Sebelum aku bisa melanjutkan kalimatku, bentakan panitia orientasi menghujani kami bertubi-tubi. "Perhatikan ke depan dek! Rapihkan barisannya! Kegiatan apel dimulai!"
Dengan itu, aku hanya memberikan sandi jempol kepada Komang untuk memberi tahu kalau itu kabar bagus.
Kegiatan apel diambil alih oleh panitia orientasi. Aku tidak mengingat penuh kalimat pengarahannya, namun aku memahami inti dari pengarahan ini.
Dia menekankan pada kami sebagai angkatan untuk memenuhi prosedur meja makan. Pemenuhan itu ditujukan sebagai cara kami untuk menunjukan rasa hormat kepada senior, bagai seorang adik yang memberikan rasa hormat kepada saudara tertuanya.
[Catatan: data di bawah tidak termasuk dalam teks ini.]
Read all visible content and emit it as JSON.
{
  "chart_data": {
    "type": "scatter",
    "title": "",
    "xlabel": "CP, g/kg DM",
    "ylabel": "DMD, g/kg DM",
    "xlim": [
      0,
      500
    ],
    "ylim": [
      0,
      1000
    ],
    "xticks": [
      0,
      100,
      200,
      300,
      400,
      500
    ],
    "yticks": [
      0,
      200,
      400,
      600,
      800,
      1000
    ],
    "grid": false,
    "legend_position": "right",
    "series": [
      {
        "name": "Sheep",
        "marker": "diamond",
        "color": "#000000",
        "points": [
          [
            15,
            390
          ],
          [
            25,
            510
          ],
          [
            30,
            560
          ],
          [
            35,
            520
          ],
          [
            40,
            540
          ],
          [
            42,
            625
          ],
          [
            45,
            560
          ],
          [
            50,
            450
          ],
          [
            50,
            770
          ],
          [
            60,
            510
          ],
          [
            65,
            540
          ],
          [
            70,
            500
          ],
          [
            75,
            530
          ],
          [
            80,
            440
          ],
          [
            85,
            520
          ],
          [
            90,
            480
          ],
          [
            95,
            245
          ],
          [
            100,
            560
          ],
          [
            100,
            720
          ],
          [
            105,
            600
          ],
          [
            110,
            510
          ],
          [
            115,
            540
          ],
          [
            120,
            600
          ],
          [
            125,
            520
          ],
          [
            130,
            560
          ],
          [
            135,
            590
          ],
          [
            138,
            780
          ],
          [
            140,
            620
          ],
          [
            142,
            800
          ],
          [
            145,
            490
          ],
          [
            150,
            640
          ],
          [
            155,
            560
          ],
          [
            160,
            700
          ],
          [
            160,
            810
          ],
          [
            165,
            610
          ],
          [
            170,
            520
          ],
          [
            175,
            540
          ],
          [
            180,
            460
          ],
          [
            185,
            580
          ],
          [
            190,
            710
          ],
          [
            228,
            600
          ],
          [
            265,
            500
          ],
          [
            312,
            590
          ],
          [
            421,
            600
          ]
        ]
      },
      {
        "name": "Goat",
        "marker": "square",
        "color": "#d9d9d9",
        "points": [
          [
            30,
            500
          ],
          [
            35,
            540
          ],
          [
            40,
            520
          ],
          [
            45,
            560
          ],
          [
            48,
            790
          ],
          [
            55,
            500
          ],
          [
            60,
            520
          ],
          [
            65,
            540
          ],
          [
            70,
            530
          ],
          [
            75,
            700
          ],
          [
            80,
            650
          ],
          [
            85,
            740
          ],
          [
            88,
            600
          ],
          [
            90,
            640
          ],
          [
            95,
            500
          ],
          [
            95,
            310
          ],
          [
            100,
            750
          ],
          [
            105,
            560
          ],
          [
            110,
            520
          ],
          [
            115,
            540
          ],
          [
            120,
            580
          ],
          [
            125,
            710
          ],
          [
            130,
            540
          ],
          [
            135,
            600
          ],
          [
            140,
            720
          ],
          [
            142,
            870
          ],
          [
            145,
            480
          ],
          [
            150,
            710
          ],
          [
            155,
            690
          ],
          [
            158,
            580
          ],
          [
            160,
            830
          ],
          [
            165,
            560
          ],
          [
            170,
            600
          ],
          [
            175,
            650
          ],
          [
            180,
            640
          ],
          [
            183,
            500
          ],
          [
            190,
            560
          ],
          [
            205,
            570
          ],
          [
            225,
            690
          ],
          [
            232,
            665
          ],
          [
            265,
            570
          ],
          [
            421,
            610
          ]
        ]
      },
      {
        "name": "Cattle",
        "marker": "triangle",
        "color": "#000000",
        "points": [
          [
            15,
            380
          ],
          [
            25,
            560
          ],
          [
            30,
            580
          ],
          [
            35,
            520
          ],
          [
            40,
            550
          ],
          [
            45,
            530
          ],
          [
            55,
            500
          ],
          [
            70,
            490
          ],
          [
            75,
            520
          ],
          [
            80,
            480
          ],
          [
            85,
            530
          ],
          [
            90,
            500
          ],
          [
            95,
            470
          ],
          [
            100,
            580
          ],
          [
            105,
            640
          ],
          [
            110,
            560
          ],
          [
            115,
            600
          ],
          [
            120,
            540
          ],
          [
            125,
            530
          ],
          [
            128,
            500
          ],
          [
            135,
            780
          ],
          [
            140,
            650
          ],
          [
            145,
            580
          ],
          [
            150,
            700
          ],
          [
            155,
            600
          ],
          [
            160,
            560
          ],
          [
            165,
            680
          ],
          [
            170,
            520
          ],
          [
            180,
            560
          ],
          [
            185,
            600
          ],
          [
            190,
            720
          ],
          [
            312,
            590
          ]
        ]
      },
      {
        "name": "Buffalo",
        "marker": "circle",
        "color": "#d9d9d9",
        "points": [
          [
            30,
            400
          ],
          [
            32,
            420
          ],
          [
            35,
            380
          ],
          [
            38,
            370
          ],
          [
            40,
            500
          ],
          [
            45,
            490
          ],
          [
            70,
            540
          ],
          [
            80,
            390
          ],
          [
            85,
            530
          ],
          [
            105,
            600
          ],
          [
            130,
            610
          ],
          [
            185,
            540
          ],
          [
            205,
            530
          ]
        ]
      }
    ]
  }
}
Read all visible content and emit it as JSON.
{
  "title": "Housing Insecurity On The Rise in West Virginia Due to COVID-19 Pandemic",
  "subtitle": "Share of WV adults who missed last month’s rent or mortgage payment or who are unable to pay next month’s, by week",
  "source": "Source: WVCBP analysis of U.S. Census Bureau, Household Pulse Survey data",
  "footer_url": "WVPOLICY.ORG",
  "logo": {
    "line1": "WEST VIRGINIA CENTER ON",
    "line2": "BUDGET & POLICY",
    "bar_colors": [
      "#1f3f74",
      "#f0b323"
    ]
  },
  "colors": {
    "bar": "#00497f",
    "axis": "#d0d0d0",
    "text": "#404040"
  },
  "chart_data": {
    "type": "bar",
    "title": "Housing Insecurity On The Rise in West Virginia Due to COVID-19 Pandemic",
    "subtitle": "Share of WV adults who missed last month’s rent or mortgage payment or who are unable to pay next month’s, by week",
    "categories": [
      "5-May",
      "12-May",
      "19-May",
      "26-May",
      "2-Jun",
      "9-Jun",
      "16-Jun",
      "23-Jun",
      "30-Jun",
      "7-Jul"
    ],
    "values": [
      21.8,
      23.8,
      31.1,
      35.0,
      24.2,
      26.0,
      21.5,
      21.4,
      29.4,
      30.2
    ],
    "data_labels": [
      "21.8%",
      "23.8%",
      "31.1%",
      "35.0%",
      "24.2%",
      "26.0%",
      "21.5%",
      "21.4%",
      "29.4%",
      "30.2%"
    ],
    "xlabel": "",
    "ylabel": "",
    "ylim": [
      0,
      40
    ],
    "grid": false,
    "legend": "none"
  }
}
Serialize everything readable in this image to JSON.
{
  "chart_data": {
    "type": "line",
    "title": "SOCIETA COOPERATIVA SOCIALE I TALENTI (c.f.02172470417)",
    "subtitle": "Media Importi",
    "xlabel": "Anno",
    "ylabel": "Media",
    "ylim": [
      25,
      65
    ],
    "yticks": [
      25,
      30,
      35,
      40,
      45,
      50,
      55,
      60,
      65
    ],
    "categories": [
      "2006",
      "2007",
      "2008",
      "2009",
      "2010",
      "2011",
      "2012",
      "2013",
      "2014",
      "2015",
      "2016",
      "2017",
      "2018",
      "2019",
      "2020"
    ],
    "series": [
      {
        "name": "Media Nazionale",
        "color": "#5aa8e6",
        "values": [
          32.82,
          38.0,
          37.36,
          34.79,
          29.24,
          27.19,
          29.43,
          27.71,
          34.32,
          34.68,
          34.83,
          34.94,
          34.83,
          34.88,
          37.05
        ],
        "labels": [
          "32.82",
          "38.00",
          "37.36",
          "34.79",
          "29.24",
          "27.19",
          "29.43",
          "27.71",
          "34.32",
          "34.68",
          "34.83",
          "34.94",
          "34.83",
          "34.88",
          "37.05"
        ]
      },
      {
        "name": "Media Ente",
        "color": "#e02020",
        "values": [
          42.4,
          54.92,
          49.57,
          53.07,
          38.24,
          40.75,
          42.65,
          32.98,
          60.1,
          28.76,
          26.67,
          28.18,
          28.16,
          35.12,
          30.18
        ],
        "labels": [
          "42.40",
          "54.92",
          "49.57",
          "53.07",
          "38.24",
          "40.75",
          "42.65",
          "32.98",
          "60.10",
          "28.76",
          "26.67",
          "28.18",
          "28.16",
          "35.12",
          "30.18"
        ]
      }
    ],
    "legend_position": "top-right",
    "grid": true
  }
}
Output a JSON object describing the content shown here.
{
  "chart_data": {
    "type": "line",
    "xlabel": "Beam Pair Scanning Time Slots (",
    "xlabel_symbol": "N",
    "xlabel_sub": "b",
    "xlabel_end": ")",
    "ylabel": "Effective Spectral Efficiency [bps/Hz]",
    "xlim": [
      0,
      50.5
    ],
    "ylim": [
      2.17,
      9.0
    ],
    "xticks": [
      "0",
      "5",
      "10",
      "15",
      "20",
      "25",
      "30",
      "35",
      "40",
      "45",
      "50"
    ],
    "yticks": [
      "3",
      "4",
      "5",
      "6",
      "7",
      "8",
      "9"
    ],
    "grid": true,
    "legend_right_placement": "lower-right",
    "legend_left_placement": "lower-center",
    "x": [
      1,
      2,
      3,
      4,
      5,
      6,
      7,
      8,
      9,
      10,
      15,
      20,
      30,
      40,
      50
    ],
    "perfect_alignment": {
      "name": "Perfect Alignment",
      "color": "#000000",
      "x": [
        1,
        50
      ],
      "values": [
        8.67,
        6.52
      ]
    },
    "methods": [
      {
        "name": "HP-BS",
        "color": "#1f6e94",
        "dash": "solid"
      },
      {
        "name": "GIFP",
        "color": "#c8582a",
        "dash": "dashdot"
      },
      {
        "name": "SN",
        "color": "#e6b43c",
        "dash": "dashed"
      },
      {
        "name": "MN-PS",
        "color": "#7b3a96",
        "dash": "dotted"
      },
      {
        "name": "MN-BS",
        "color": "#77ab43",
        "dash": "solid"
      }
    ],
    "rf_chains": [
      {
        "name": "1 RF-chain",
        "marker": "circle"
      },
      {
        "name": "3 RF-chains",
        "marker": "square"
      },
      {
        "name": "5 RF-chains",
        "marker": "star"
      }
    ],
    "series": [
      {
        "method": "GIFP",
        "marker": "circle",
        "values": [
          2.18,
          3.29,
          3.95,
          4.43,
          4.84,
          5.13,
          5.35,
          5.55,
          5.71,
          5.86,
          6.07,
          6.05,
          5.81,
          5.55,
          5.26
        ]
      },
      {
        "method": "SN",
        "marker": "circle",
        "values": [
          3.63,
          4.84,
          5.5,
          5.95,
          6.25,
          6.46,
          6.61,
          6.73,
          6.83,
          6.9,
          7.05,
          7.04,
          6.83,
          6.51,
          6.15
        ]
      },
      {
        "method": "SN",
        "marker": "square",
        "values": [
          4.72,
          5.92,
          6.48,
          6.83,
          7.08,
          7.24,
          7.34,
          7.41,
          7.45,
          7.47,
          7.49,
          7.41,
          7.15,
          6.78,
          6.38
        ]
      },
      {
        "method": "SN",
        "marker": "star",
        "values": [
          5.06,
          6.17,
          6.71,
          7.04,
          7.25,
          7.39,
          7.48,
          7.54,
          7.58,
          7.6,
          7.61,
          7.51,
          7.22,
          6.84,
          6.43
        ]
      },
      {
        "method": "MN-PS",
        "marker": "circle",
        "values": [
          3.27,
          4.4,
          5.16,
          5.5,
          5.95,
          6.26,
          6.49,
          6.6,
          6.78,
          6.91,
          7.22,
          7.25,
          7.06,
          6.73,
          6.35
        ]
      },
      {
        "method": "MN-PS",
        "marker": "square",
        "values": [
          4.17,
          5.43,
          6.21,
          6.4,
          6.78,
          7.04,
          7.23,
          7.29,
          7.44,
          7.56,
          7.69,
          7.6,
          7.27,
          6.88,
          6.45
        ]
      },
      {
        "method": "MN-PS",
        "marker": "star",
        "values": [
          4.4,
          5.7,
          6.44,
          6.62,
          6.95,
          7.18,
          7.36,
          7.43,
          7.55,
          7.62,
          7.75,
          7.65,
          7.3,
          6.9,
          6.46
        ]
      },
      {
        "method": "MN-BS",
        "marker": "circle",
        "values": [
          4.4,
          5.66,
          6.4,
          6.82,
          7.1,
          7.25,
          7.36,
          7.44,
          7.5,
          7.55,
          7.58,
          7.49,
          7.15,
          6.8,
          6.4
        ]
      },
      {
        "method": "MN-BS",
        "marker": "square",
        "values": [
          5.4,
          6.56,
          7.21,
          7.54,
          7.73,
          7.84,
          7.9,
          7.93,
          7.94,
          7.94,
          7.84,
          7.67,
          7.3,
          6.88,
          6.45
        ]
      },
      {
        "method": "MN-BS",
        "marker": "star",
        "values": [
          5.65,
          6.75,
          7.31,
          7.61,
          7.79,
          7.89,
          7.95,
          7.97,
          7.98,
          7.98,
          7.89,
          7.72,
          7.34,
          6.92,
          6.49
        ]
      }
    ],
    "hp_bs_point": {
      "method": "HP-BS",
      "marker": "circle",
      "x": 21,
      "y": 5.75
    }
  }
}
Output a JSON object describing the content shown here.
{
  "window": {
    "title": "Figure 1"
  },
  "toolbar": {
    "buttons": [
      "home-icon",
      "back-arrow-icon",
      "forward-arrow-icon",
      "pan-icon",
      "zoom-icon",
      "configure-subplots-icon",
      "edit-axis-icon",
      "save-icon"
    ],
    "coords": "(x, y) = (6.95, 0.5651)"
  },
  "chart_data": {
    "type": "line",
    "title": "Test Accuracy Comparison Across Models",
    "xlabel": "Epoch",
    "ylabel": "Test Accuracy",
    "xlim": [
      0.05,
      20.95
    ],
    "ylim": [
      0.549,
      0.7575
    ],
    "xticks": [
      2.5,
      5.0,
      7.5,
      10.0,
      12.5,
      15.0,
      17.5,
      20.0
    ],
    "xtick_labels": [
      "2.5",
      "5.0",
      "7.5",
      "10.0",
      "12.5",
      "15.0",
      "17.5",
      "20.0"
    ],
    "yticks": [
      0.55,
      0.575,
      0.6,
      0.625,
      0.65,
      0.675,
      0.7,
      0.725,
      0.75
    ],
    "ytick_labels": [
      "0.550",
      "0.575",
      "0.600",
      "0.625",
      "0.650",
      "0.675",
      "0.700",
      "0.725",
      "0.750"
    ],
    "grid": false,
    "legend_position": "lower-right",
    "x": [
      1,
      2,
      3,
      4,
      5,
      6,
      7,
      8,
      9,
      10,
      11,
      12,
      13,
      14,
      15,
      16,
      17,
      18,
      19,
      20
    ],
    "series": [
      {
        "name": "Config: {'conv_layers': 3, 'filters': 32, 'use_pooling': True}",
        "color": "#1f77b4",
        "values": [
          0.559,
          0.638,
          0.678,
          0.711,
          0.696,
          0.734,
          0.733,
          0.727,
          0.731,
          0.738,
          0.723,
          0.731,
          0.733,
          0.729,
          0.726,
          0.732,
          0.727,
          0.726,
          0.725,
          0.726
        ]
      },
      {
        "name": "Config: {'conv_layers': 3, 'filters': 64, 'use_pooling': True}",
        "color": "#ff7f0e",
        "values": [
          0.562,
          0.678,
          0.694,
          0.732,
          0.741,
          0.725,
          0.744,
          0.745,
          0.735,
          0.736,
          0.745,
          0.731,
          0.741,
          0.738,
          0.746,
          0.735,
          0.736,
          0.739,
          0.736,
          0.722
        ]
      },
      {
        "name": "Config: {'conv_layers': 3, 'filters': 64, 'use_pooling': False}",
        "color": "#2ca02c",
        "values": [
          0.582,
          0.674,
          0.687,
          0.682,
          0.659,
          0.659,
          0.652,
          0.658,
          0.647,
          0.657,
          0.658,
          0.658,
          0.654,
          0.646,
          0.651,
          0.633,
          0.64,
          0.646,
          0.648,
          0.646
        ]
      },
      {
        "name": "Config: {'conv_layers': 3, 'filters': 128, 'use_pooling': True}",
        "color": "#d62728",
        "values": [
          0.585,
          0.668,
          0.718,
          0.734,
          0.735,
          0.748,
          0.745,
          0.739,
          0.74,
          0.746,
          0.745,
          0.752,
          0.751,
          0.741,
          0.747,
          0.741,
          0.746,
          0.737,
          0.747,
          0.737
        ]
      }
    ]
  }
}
"Itu hanya berlaku kalau abang atau kakaknya telah melakukan sesuatu untuk adiknya terlebih dahulu bos. Dalam keluarga, saudara tertua melindungi dan mengurus adiknya toh. Jelas kau harus dihormati.
"Kalau dalam kondisi ini. Kau belum menunjukan sesuatu untuk membuat kau layak untuk dihormati. Yang kau bilang hanya prosedur," ucapku di dalam kepala, membalas isi pembinaan itu.
Usai pengarahan selesai, peleton kami dipisahkan satu persatu dari sisi terdekat ke jalan setapak di hadapan G.O.R.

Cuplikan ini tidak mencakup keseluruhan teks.